Dans ce premier roman brillant, Aravind Jayan prend le parti de l’humour, même grinçant, pour faire ressentir la profondeur du drame. La vidéo est déjà devenue virale au début du récit, et il observe avec une précision d’entomologiste les relations qui évoluent en conséquence, comme si tous les personnages, quels que soient leur rôle, leur place dans la société et vis-à-vis des protagonistes, étaient pris dans la gigantesque toile d’araignée du net, sans possibilité aucune d’en réchapper. Pour les principaux intéressés, c’est leur vie qui est détruite sans possibilité de réparation. Pour leurs familles, ce sont les efforts d’une vie pour être considérés qui sont mis à mal. Les frères ne se parlent plus. Les mariages ne peuvent plus consacrer une histoire d’amour et deviennent de simples façades de respectabilité artificielle. Une seule question sous-jacente : ceux qui s’indignent et fulminent, ne sont-ils pas les mêmes que ceux qui se rincent l’œil ?
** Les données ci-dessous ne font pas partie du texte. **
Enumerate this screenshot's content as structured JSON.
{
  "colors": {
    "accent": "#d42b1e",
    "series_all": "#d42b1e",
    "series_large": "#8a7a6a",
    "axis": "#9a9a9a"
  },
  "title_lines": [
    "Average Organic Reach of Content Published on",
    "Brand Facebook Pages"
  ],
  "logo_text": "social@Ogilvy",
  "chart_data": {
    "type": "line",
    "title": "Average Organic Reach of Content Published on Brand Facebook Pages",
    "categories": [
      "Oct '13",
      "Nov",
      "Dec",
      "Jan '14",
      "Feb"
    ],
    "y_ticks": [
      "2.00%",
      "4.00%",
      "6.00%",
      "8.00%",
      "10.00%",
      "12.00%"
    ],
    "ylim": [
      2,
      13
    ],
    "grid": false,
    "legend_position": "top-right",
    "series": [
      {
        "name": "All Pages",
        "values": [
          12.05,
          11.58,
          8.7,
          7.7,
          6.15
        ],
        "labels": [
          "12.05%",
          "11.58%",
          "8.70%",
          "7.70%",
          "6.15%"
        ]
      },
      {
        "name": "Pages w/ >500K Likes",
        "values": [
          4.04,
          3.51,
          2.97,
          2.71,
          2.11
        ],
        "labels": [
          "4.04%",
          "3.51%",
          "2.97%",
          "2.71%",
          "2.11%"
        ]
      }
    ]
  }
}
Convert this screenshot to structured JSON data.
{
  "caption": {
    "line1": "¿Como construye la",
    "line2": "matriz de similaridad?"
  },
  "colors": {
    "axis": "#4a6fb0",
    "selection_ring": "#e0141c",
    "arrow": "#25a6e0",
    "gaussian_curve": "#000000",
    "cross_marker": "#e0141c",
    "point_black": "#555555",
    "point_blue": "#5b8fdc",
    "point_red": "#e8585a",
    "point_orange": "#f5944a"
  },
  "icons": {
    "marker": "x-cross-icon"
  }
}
Aravind Jayan ne pouvait être plus efficace pour sensibiliser à la puissance destructrice des images dans un monde ultra-connecté – sujet d’actualité, s’il en est. L’univers qu’il décrit est impitoyable, sans possibilité de retour en arrière ni de pardon. Un univers bien plus dur que les codes traditionnels. Le livre a été désigné Livre de l’année 2022 dans de nombreuses publications en Inde (Open Magazine, The Wire, ou encore Deccan Chronicle) et il a été finaliste du prix Bolligner Everyman Wodehouse pour la fiction comique en 2023.
Aravind Jayan est l’invité du festival Livres d’ailleurs du 28 au 30 mars prochain à Nancy.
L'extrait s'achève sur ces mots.